Only in May 2019, over 310 more Nigerians were killed with about 22 of them identified as military personnel. Regardless of claims by security heads that the military has control over insecurity, several attacks from insurgents, bandits, cultists and herdsmen, among others, occurred, further raising fear. Incidents of kidnapping, armed robbery, cross border crimes are also not abetting.

As stated in a report by a media tracking group, Nigeria Mourns, the deadly attacks which claimed the lives of 310 Nigerians occurred in Zamfara, Taraba, Edo, Plateau, Rivers, Delta, Katsina, Borno, Ebonyi, Kogi and Jigawa states, illustrating the national spread of terror and unease.

While it remains for authorities to assuage this fear, we must further interrogate the General’s premise: is the military war-weary, overwhelmed by its multiple frontiers of war, or weakened?
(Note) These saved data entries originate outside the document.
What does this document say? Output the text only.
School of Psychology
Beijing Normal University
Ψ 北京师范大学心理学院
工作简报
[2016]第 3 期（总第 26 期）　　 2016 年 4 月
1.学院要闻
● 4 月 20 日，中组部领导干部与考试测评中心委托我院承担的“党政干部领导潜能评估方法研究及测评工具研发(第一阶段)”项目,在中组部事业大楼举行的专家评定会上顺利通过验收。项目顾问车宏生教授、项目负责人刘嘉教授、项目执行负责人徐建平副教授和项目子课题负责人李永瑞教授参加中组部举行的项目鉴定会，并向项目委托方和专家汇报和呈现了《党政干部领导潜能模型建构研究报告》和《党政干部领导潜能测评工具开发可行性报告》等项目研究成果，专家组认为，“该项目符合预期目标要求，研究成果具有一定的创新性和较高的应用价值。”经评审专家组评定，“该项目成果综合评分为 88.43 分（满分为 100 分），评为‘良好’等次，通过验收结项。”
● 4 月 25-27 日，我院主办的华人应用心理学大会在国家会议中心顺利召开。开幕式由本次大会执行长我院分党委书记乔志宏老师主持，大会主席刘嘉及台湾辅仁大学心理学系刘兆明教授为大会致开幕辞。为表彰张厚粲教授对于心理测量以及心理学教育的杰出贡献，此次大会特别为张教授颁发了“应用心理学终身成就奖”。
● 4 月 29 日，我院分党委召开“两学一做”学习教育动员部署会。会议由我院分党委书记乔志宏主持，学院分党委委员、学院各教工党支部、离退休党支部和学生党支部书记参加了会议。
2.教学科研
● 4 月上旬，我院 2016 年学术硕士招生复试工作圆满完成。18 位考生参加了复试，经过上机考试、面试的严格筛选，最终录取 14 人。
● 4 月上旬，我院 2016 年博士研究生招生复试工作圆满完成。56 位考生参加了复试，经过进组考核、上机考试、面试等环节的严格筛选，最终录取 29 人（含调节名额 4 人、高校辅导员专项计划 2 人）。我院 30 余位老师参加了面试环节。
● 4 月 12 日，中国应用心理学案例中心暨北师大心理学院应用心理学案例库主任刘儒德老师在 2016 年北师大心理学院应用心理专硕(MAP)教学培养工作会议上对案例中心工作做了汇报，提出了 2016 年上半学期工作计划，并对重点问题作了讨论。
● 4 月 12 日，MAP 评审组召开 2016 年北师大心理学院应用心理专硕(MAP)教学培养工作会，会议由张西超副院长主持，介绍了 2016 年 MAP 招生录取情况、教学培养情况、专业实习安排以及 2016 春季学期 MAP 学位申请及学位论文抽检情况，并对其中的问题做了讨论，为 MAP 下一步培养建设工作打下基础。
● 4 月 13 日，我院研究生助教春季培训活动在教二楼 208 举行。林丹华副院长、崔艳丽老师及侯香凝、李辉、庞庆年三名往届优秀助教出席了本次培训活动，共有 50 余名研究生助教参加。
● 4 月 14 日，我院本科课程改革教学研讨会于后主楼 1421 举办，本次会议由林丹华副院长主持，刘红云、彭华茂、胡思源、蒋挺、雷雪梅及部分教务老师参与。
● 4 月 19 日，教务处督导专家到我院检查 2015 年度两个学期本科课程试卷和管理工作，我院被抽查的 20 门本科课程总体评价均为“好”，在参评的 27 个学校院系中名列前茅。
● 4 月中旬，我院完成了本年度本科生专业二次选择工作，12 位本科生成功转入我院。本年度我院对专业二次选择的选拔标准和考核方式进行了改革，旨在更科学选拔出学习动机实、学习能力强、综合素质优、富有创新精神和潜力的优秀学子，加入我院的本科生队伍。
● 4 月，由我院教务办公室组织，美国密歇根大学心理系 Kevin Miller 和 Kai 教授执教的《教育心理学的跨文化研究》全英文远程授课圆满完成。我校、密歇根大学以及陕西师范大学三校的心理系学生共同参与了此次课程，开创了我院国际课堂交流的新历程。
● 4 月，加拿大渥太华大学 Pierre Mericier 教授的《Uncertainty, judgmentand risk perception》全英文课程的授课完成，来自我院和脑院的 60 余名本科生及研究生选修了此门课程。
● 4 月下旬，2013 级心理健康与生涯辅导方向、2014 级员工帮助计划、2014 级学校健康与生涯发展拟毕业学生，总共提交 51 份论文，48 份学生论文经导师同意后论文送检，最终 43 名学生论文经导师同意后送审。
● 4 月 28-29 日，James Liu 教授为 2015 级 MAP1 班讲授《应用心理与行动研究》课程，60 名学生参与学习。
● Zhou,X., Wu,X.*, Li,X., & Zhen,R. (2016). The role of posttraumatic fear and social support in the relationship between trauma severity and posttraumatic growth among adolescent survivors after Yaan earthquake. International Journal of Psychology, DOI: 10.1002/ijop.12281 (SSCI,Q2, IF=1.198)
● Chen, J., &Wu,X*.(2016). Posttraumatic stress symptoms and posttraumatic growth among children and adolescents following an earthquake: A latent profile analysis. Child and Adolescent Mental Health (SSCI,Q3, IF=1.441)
What is the plight of its personnel? Are they properly catered for or neglected?

For what is characteristically an internal communication to surge into an open public discourse, we reckon that Nigeria faces a daunting security test that requires the support of all, but much more the gallantry and courageous patriotism of its officers to fix.

While we acknowledge the General’s expose’ as a subtle admission that the country’s security architecture is becoming lax, with men who have sworn to protect it reneging from their cause, the military must look inwards and purge all its formations of bad eggs who look the other way while ordinary citizens are attacked and killed.

Before now, Nigerians were high in hopes that the military under this administration has overcome its myriads of problems and was well-motivated and positioned to confront the criminal gangs and terrorists multiplying across the country; but Buratai’s remarks uncovered a crisis within its formations which accentuates the imperative for concerted effort by appropriate authorities to address the underlying causes.

While we align with Buratai’s decision to flush out reluctant troops from the service and refusal of the Nigerian army to further tolerate them, the military must offer the hesitant troops the opportunity to explain their unpatriotic conduct as such clarifications could provide clues to forestall any repeat of similar occurrence.

While sustaining its campaign against terror, banditry and cross-border crimes, the army must reinvent its will, tactics and strategies to break the resilience of such criminals and flush them out, even as all citizens must offer their support and ensure that evil is exposed, avoided and eliminated from the country.

Both traditional and political authorities must consult widely and calm the tensions brewing across the country over marginalisation and socio political exclusion which usually form the basis for eruption of disruptive tendencies that impact on law and order.

Overtime, the proliferation of arms has been identified as one of the factors fuelling violent crimes across the country. It is therefore appropriate to pursue treaties with local communities and armed groups to broker disarmament deals, leading to arms reduction and the return of peace to restive areas.